Targeting upstream mediators of fibrosis has shown efficacy in combination with immuno- and chemotherapy. Stromal stiffness contributes to tumor progression though mechanical forces signaling through integrins and adhesion kinases resulting in enhanced invasion and growth via PI3K activity.¹⁷⁰ One such adhesion kinase, focal adhesion kinase, is elevated in PDAC regulating the fibrotic and immunosuppressive microenvironment. Combination focal adhesion kinase inhibition with gemcitabine and αPD1 led to significantly improved survival in murine PDAC.¹⁷¹ In addition, immunosuppressive subtypes of B cells have been shown to be drivers of fibrosis, and targeting B cells by genetic ablation of IgA+ cells or using BTK inhibitors can attenuate carcinogenesis and induce CD8 T cell-mediated tumor regression,¹⁷² as well as improve the efficacy of chemotherapy.¹⁷³ Interestingly, reprograming CAFs to a less immunosuppressive phenotype shows promise for improving T cell function and response to checkpoint blockade using tumor-microenvironment activated angiotensin receptor blockers.¹⁷⁴

Radiation fibrosis is a well-characterized deleterious treatment side effect. Radiation mediated fibrosis occurs via a feed-forward loop resulting in enhanced TGFβ production. Radiation increases lactate dehydrogenase-A activity increasing lactate levels, acidifying the extracellular compartment and activating latent TGFβ.¹⁷⁵ This leads to myofibroblast differentiation and excess deposition of extracellular matrix proteins.¹⁷⁵ Therefore, CAF differentiation and fibrosis can be driven by radiation, but also contribute to radiation resistance and immunosuppression. Further investigation into preventing fibrosis, either at baseline or following radiation, may result in improved responses to immunotherapy.

Conclusions

Given the expanding scope of immunotherapy strategies in the treatment of cancer, improved characterization of the effects of RT on the TME is needed. The inflammatory and immune modulatory effects of RT have been used to rationalize many clinical trials combining RT and immunotherapy, but, in many cases, without robust empirical data to support these approaches. The equivocal outcomes, to date, of clinical trials combining RT and immunotherapy suggest that more learning is required to optimally combine these modalities. The data reviewed herein clearly demonstrate that radiation can induce profound changes in the TME but the exact nature of these changes requires further investigation.
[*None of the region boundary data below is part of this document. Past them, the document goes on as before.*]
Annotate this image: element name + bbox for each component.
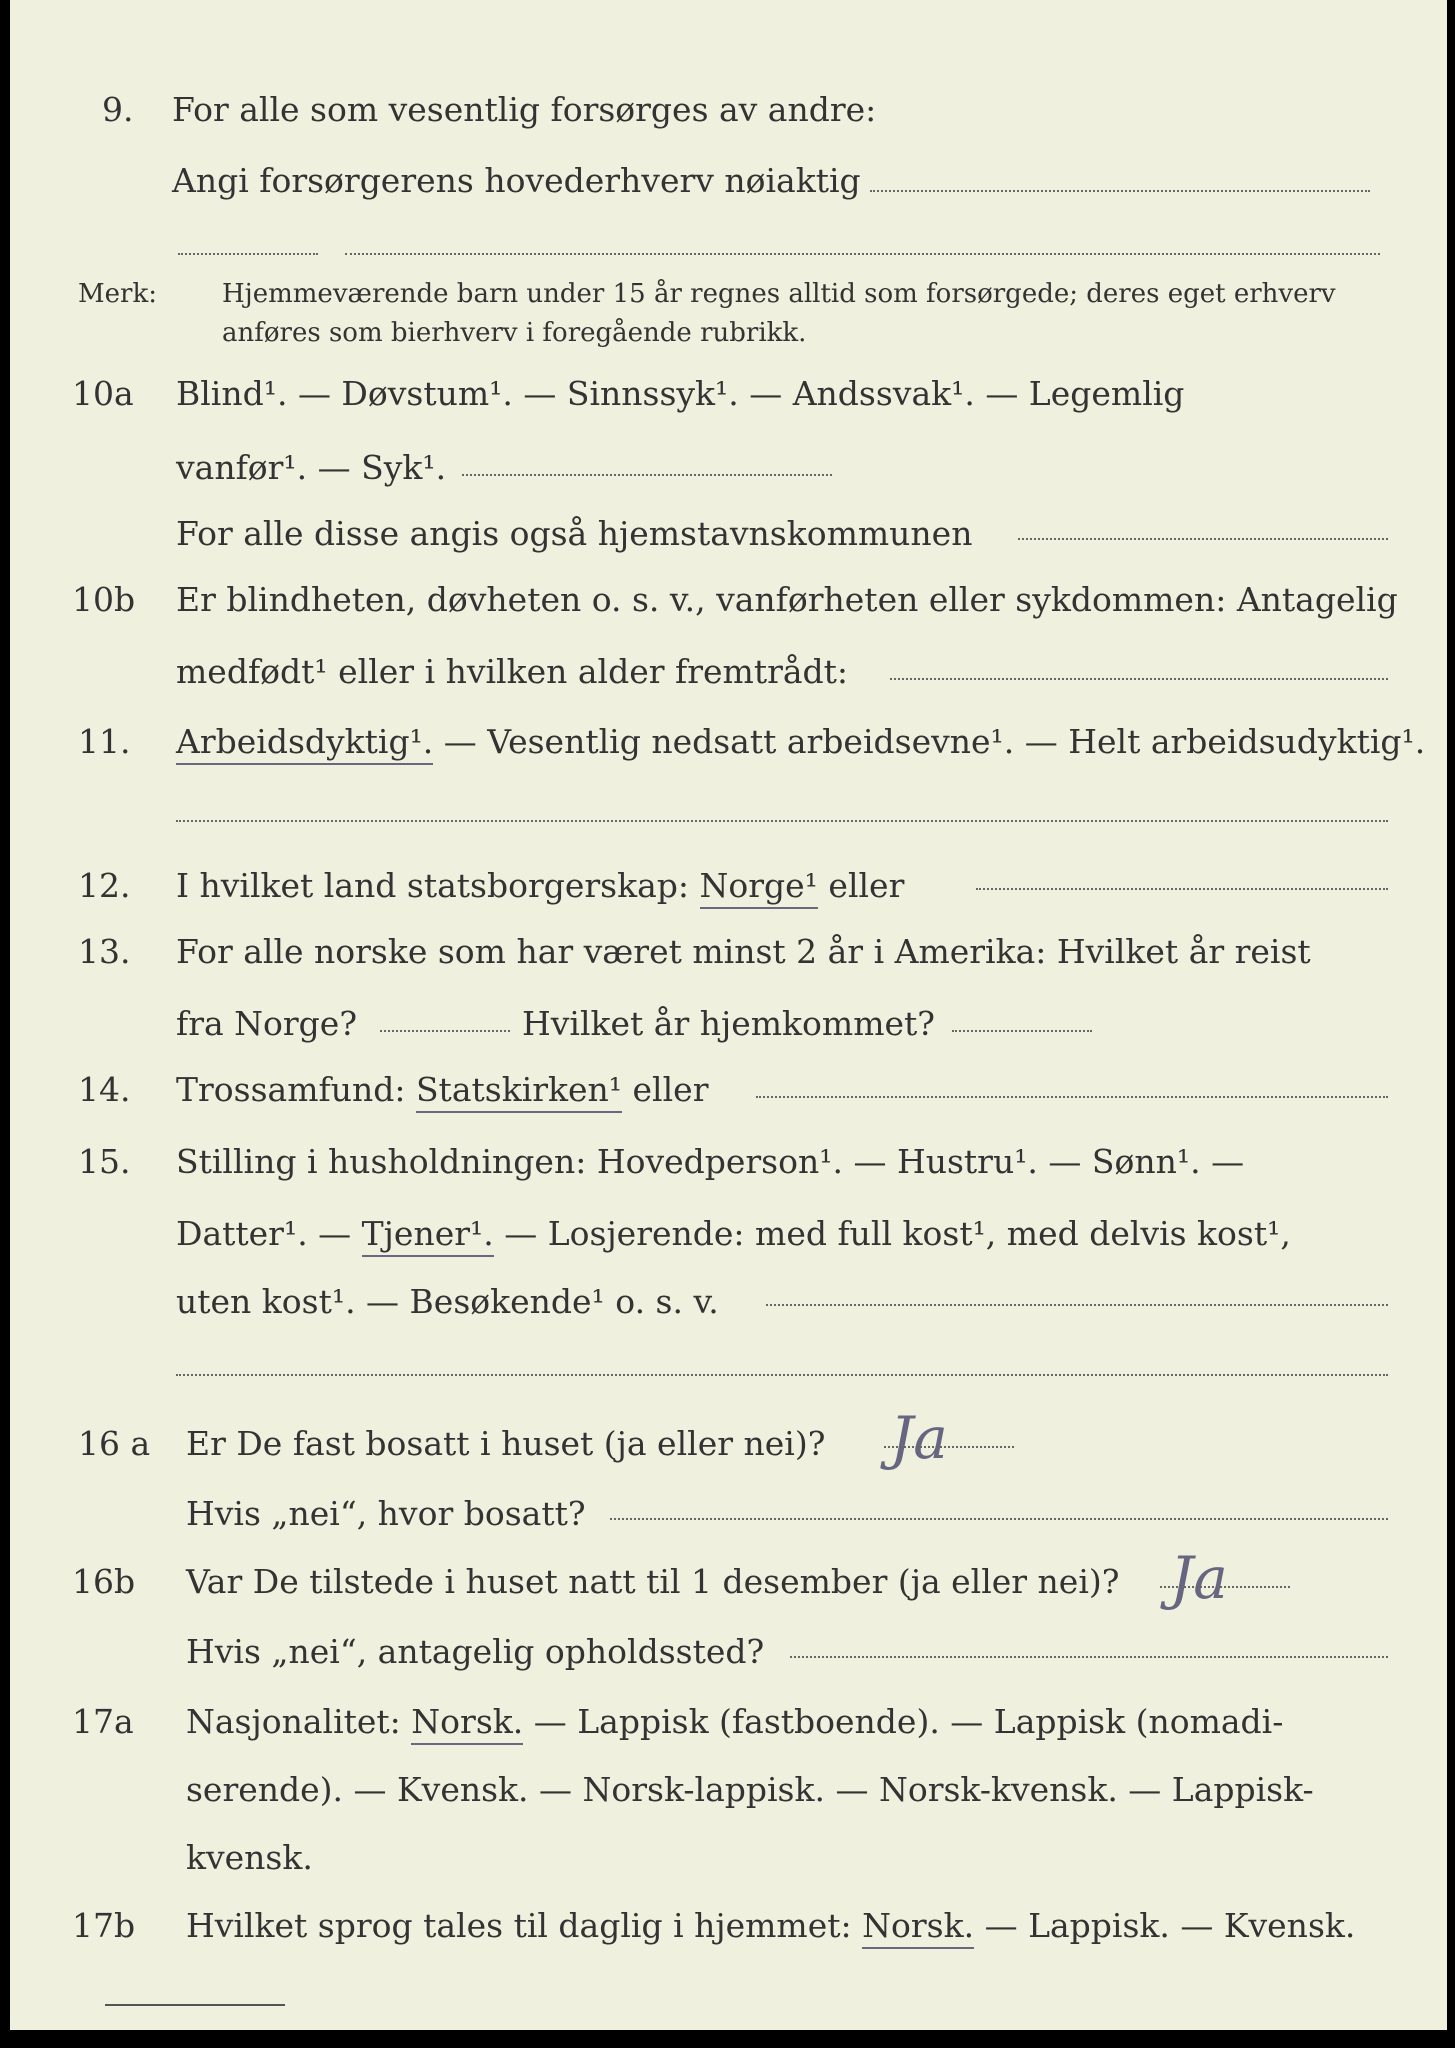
q17b-option-norsk[interactable]: Norsk.	[862, 1906, 974, 1949]
q16b-answer-line[interactable]	[1160, 1586, 1290, 1588]
q15-line2	[176, 1214, 1291, 1254]
q15-line1: Stilling i husholdningen: Hovedperson¹. — Hustru¹. — Sønn¹. —	[176, 1142, 1245, 1181]
q17a-option-norsk[interactable]: Norsk.	[411, 1702, 523, 1745]
q10b-line1: Er blindheten, døvheten o. s. v., vanførheten eller sykdommen: Antagelig	[176, 580, 1398, 619]
q16b-line1: Var De tilstede i huset natt til 1 desember (ja eller nei)?	[186, 1562, 1120, 1601]
q13-line1: For alle norske som har været minst 2 år i Amerika: Hvilket år reist	[176, 932, 1311, 971]
q16a-number: 16 a	[78, 1424, 151, 1463]
q16a-line2: Hvis „nei“, hvor bosatt?	[186, 1494, 586, 1533]
q17a-line2: serende). — Kvensk. — Norsk-lappisk. — Norsk-kvensk. — Lappisk-	[186, 1770, 1314, 1809]
q16b-number: 16b	[72, 1562, 136, 1601]
q17b-rest: — Lappisk. — Kvensk.	[984, 1906, 1356, 1945]
q16a-answer-line[interactable]	[884, 1446, 1014, 1448]
q16a-handwritten-answer[interactable]: Ja	[890, 1404, 948, 1472]
q16b-line2: Hvis „nei“, antagelig opholdssted?	[186, 1632, 765, 1671]
q15-option-tjener[interactable]: Tjener¹.	[362, 1214, 494, 1257]
q17b-prefix: Hvilket sprog tales til daglig i hjemmet:	[186, 1906, 852, 1945]
q15-number: 15.	[78, 1142, 131, 1181]
q9-line2: Angi forsørgerens hovederhverv nøiaktig	[172, 161, 861, 200]
q13-part-b: Hvilket år hjemkommet?	[522, 1004, 935, 1043]
q10b-line2: medfødt¹ eller i hvilken alder fremtrådt:	[176, 652, 849, 691]
q12-line	[176, 866, 904, 906]
q12-option-norge[interactable]: Norge¹	[700, 866, 818, 909]
q10b-answer-line[interactable]	[890, 678, 1388, 680]
q11-rest: — Vesentlig nedsatt arbeidsevne¹. — Helt arbeidsudyktig¹.	[443, 722, 1426, 761]
q10b-number: 10b	[72, 580, 136, 619]
q12-answer-line[interactable]	[976, 888, 1388, 890]
q17a-line1	[186, 1702, 1283, 1742]
q10a-line1: Blind¹. — Døvstum¹. — Sinnssyk¹. — Andssvak¹. — Legemlig	[176, 374, 1185, 413]
merk-label: Merk:	[78, 279, 157, 309]
q11-line	[176, 722, 1425, 762]
q13-year-left-line[interactable]	[380, 1030, 510, 1032]
q17a-line3: kvensk.	[186, 1838, 313, 1877]
q16a-residence-line[interactable]	[610, 1518, 1388, 1520]
merk-line1: Hjemmeværende barn under 15 år regnes alltid som forsørgede; deres eget erhverv	[222, 279, 1336, 309]
q15-line3: uten kost¹. — Besøkende¹ o. s. v.	[176, 1282, 719, 1321]
merk-line2: anføres som bierhverv i foregående rubrikk.	[222, 318, 807, 348]
q17a-number: 17a	[72, 1702, 134, 1741]
q13-number: 13.	[78, 932, 131, 971]
q10a-hjemstavn-line[interactable]	[1018, 538, 1388, 540]
q9-answer-line[interactable]	[870, 190, 1370, 192]
q15-answer-line-2[interactable]	[176, 1374, 1388, 1376]
q11-option-arbeidsdyktig[interactable]: Arbeidsdyktig¹.	[176, 722, 433, 765]
q15-line2-a: Datter¹. —	[176, 1214, 352, 1253]
footnote-rule	[105, 2004, 285, 2006]
q14-prefix: Trossamfund:	[176, 1070, 406, 1109]
q14-number: 14.	[78, 1070, 131, 1109]
q14-suffix: eller	[632, 1070, 709, 1109]
q16b-location-line[interactable]	[790, 1656, 1388, 1658]
q12-suffix: eller	[828, 866, 905, 905]
q9-answer-line-2b[interactable]	[345, 253, 1380, 255]
q15-answer-line[interactable]	[766, 1304, 1388, 1306]
q13-part-a: fra Norge?	[176, 1004, 358, 1043]
q11-answer-line[interactable]	[176, 820, 1388, 822]
q17b-line	[186, 1906, 1355, 1946]
census-form-page	[10, 0, 1447, 2030]
q12-prefix: I hvilket land statsborgerskap:	[176, 866, 690, 905]
q9-answer-line-2a[interactable]	[178, 253, 318, 255]
q17a-rest: — Lappisk (fastboende). — Lappisk (nomadi-	[533, 1702, 1284, 1741]
q10a-line2: vanfør¹. — Syk¹.	[176, 448, 447, 487]
q10a-line3: For alle disse angis også hjemstavnskommunen	[176, 514, 973, 553]
q15-line2-b: — Losjerende: med full kost¹, med delvis kost¹,	[504, 1214, 1291, 1253]
q16b-handwritten-answer[interactable]: Ja	[1170, 1544, 1228, 1612]
q14-option-statskirken[interactable]: Statskirken¹	[416, 1070, 622, 1113]
q10a-answer-line[interactable]	[462, 474, 832, 476]
q9-line1: For alle som vesentlig forsørges av andre:	[172, 90, 877, 129]
q11-number: 11.	[78, 722, 131, 761]
q12-number: 12.	[78, 866, 131, 905]
q13-year-returned-line[interactable]	[952, 1030, 1092, 1032]
q17b-number: 17b	[72, 1906, 136, 1945]
q10a-number: 10a	[72, 374, 134, 413]
q9-number: 9.	[102, 90, 134, 129]
q16a-line1: Er De fast bosatt i huset (ja eller nei)?	[186, 1424, 826, 1463]
q14-answer-line[interactable]	[756, 1096, 1388, 1098]
q17a-prefix: Nasjonalitet:	[186, 1702, 401, 1741]
q14-line	[176, 1070, 708, 1110]
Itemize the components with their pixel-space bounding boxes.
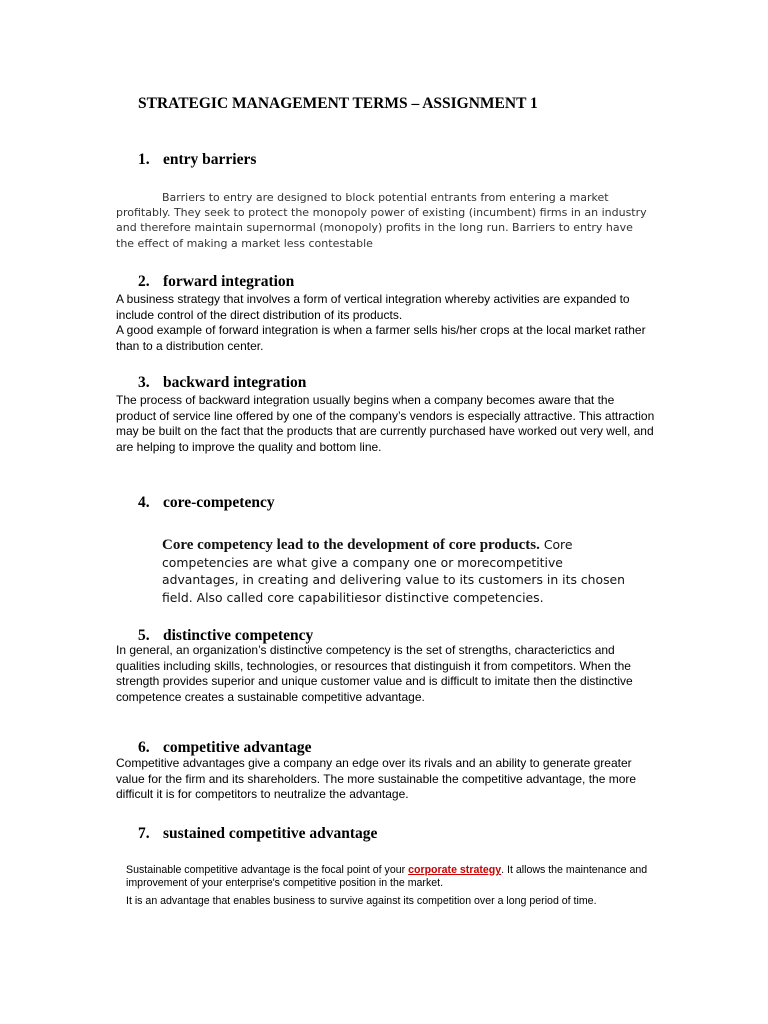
- section-2-title: forward integration: [163, 273, 295, 290]
- corporate-strategy-link[interactable]: corporate strategy: [408, 864, 502, 876]
- section-4-heading: [138, 493, 658, 513]
- section-4-number: 4.: [138, 494, 150, 511]
- section-2-paragraph-1: A business strategy that involves a form of vertical integration whereby activities are expanded to include control of the direct distribution of its products.: [116, 292, 630, 322]
- section-5-title: distinctive competency: [163, 627, 314, 644]
- section-7-number: 7.: [138, 825, 150, 842]
- section-3-heading: [138, 373, 658, 393]
- section-3-number: 3.: [138, 374, 150, 391]
- section-1-body: Barriers to entry are designed to block potential entrants from entering a market profitably. They seek to protect the monopoly power of existing (incumbent) firms in an industry and therefore maintain supernormal (monopoly) profits in the long run. Barriers to entry have the effect of making a market less contestable: [116, 191, 647, 250]
- section-7-paragraph-2: It is an advantage that enables business to survive against its competition over a long period of time.: [126, 894, 597, 907]
- section-5-number: 5.: [138, 627, 150, 644]
- section-4-title: core-competency: [163, 494, 275, 511]
- section-4-lead: Core competency lead to the development of core products.: [162, 537, 540, 553]
- section-1-number: 1.: [138, 151, 150, 168]
- section-7-paragraph-1: [126, 864, 656, 891]
- section-6-number: 6.: [138, 739, 150, 756]
- section-1-heading: [138, 150, 658, 170]
- section-4-body: [162, 536, 642, 606]
- section-7-text-before-link: Sustainable competitive advantage is the focal point of your: [126, 864, 409, 876]
- section-3-title: backward integration: [163, 374, 307, 391]
- section-4-paragraph: Core competencies are what give a company one or morecompetitive advantages, in creating and delivering value to its customers in its chosen field. Also called core capabilitiesor distinctive competencies.: [162, 537, 626, 605]
- section-6-heading: [138, 738, 658, 758]
- section-5-body: In general, an organization’s distinctive competency is the set of strengths, characterictics and qualities including skills, technologies, or resources that distinguish it from competitors. When the strength provides superior and unique customer value and is difficult to imitate then the distinctive competence creates a sustainable competitive advantage.: [116, 643, 633, 704]
- section-2-heading: [138, 272, 658, 292]
- section-3-body: The process of backward integration usually begins when a company becomes aware that the product of service line offered by one of the company’s vendors is especially attractive. This attraction may be built on the fact that the products that are currently purchased have worked out very well, and are helping to improve the quality and bottom line.: [116, 393, 655, 454]
- section-7-text-after-link: . It allows the maintenance and improvement of your enterprise's competitive position in the market.: [126, 864, 648, 890]
- section-7-body: [126, 864, 656, 908]
- section-7-heading: [138, 824, 658, 844]
- section-1-title: entry barriers: [163, 151, 257, 168]
- section-7-title: sustained competitive advantage: [163, 825, 378, 842]
- section-2-number: 2.: [138, 273, 150, 290]
- section-2-body: [116, 292, 656, 354]
- section-6-body: Competitive advantages give a company an edge over its rivals and an ability to generate greater value for the firm and its shareholders. The more sustainable the competitive advantage, the more difficult it is for competitors to neutralize the advantage.: [116, 756, 637, 801]
- section-2-paragraph-2: A good example of forward integration is when a farmer sells his/her crops at the local market rather than to a distribution center.: [116, 323, 646, 353]
- section-6-title: competitive advantage: [163, 739, 312, 756]
- document-title: STRATEGIC MANAGEMENT TERMS – ASSIGNMENT 1: [138, 95, 538, 112]
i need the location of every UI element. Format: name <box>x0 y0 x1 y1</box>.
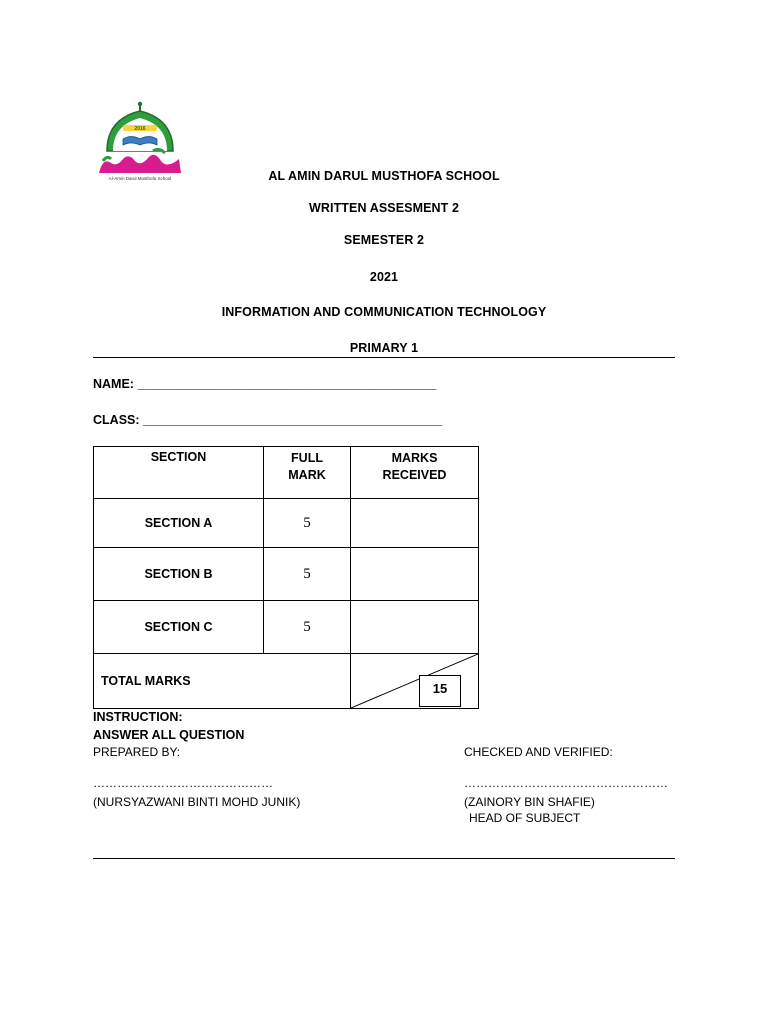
class-field: CLASS: ___________________________________________ <box>93 413 442 427</box>
header-section: SECTION <box>94 447 264 499</box>
instruction-text: ANSWER ALL QUESTION <box>93 728 245 742</box>
year: 2021 <box>369 270 399 284</box>
checked-label: CHECKED AND VERIFIED: <box>464 745 613 759</box>
header-marks-line1: MARKS <box>391 451 438 465</box>
prepared-signature-line: ……………………………………… <box>93 776 273 790</box>
prepared-by-label: PREPARED BY: <box>93 745 181 759</box>
checked-name: (ZAINORY BIN SHAFIE) <box>464 795 595 809</box>
logo-caption: Al-Amin Darul Musthofa School <box>108 176 172 181</box>
semester: SEMESTER 2 <box>343 233 425 247</box>
row-full-mark <box>264 601 351 654</box>
total-value-box <box>419 675 461 707</box>
total-row <box>94 654 479 709</box>
full-mark-value: 5 <box>303 514 311 531</box>
row-marks-received <box>351 499 479 548</box>
row-full-mark <box>264 499 351 548</box>
table-header-row <box>94 447 479 499</box>
table-row <box>94 548 479 601</box>
name-field: NAME: ___________________________________________ <box>93 377 437 391</box>
marks-table <box>93 446 479 709</box>
top-divider <box>93 357 675 358</box>
logo-year: 2016 <box>134 126 146 132</box>
row-marks-received <box>351 548 479 601</box>
checked-signature-line: …………………………………………… <box>464 776 668 790</box>
row-section: SECTION B <box>94 548 264 601</box>
total-cell <box>351 654 479 709</box>
full-mark-value: 5 <box>303 565 311 582</box>
table-row <box>94 601 479 654</box>
prepared-name: (NURSYAZWANI BINTI MOHD JUNIK) <box>93 795 301 809</box>
level: PRIMARY 1 <box>349 341 419 355</box>
row-marks-received <box>351 601 479 654</box>
row-full-mark <box>264 548 351 601</box>
row-section: SECTION A <box>94 499 264 548</box>
header-full-mark-line2: MARK <box>288 468 326 482</box>
total-label: TOTAL MARKS <box>94 654 351 709</box>
assessment-title: WRITTEN ASSESMENT 2 <box>308 201 460 215</box>
subject: INFORMATION AND COMMUNICATION TECHNOLOGY <box>221 305 547 319</box>
school-name: AL AMIN DARUL MUSTHOFA SCHOOL <box>268 169 500 183</box>
checked-title: HEAD OF SUBJECT <box>469 811 581 825</box>
total-value: 15 <box>432 681 448 696</box>
header-marks-line2: RECEIVED <box>382 468 447 482</box>
bottom-divider <box>93 858 675 859</box>
table-row <box>94 499 479 548</box>
header-marks-received <box>351 447 479 499</box>
full-mark-value: 5 <box>303 618 311 635</box>
row-section: SECTION C <box>94 601 264 654</box>
header-full-mark <box>264 447 351 499</box>
instruction-label: INSTRUCTION: <box>93 710 183 724</box>
header-full-mark-line1: FULL <box>291 451 323 465</box>
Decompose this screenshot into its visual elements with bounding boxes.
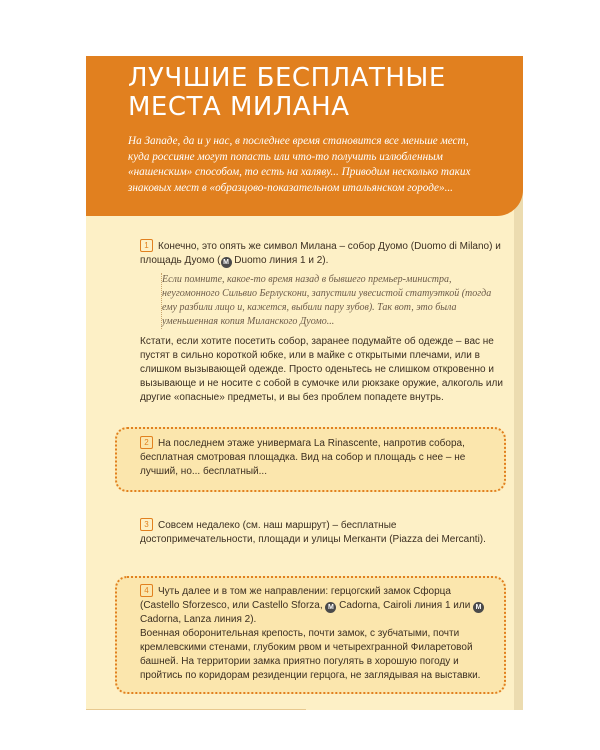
item-1-paragraph: Кстати, если хотите посетить собор, заранее подумайте об одежде – вас не пустят в сильно короткой юбке, или в майке с открытыми плечами, или в слишком вызывающей одежде. Просто оденьтесь не слишком откровенно и вызывающе и не носите с собой в сумочке или рюкзаке оружие, алкоголь или другие «опасные» предметы, и вы без проблем попадете внутрь. [140, 336, 503, 403]
metro-icon: M [325, 602, 336, 613]
item-3-text: Совсем недалеко (см. наш маршрут) – бесплатные достопримечательности, площади и улицы Merканти (Piazza dei Mercanti). [140, 520, 486, 545]
item-3-number: 3 [140, 518, 153, 531]
item-4-number: 4 [140, 584, 153, 597]
item-4-paragraph: Военная оборонительная крепость, почти замок, с зубчатыми, почти кремлевскими стенами, глубоким рвом и четырехгранной Филаретовой башней. На территории замка приятно погулять в хорошую погоду и пройтись по коридорам резиденции герцога, не заглядывая на выставки. [140, 628, 481, 681]
item-1-text-b: Duomo линия 1 и 2). [231, 255, 329, 266]
item-1-heading [140, 239, 504, 268]
item-1 [140, 239, 504, 268]
title-line-1: ЛУЧШИЕ БЕСПЛАТНЫЕ [128, 63, 446, 93]
metro-icon: M [473, 602, 484, 613]
item-2-text: На последнем этаже универмага La Rinascente, напротив собора, бесплатная смотровая площадка. Вид на собор и площадь с нее – не лучший, но... бесплатный... [140, 438, 466, 477]
item-1-quote: Если помните, какое-то время назад в бывшего премьер-министра, неугомонного Сильвио Берлускони, запустили увесистой статуэткой (тогда ему разбили лицо и, кажется, выбили пару зубов). Так вот, это была уменьшенная копия Миланского Дуомо... [161, 273, 502, 329]
header-banner [86, 56, 523, 216]
item-3 [140, 518, 495, 547]
item-4-text-c: Cadorna, Lanza линия 2). [140, 614, 257, 625]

Radiation can induce inflammatory changes and increase the number and functionality of T cells, NK cells, and antigen-presenting cells through numerous mechanisms including interferon and toll-like receptor signaling in immune cells and inducing immunogenic cell death or upregulation of cellular stress markers and MHC on tumor cells. However, radiation can also induce suppressive immune changes in the TME such as induction of TGFβ, IDO, and PD-L1 with resultant increase of suppressive cells within the TME such as Tregs and TAMs. Overall, it is likely that acutely radiation induces inflammation which can lead to antitumor effects but that over time, in response to the sustained/chronic inflammation in the TME, counterregulatory immune suppressive mechanisms are activated in a process of rebound immune suppression. The time course and extent of each phase of this process are likely to vary based on dose, fractionation, tumor type, and site irradiated. With increased understanding of the effects of RT on the TME, in the future it is likely that we will be able to personalize RT by varying the dose, site, and timing of intervention to generate the desired response to partner with immunotherapy strategies.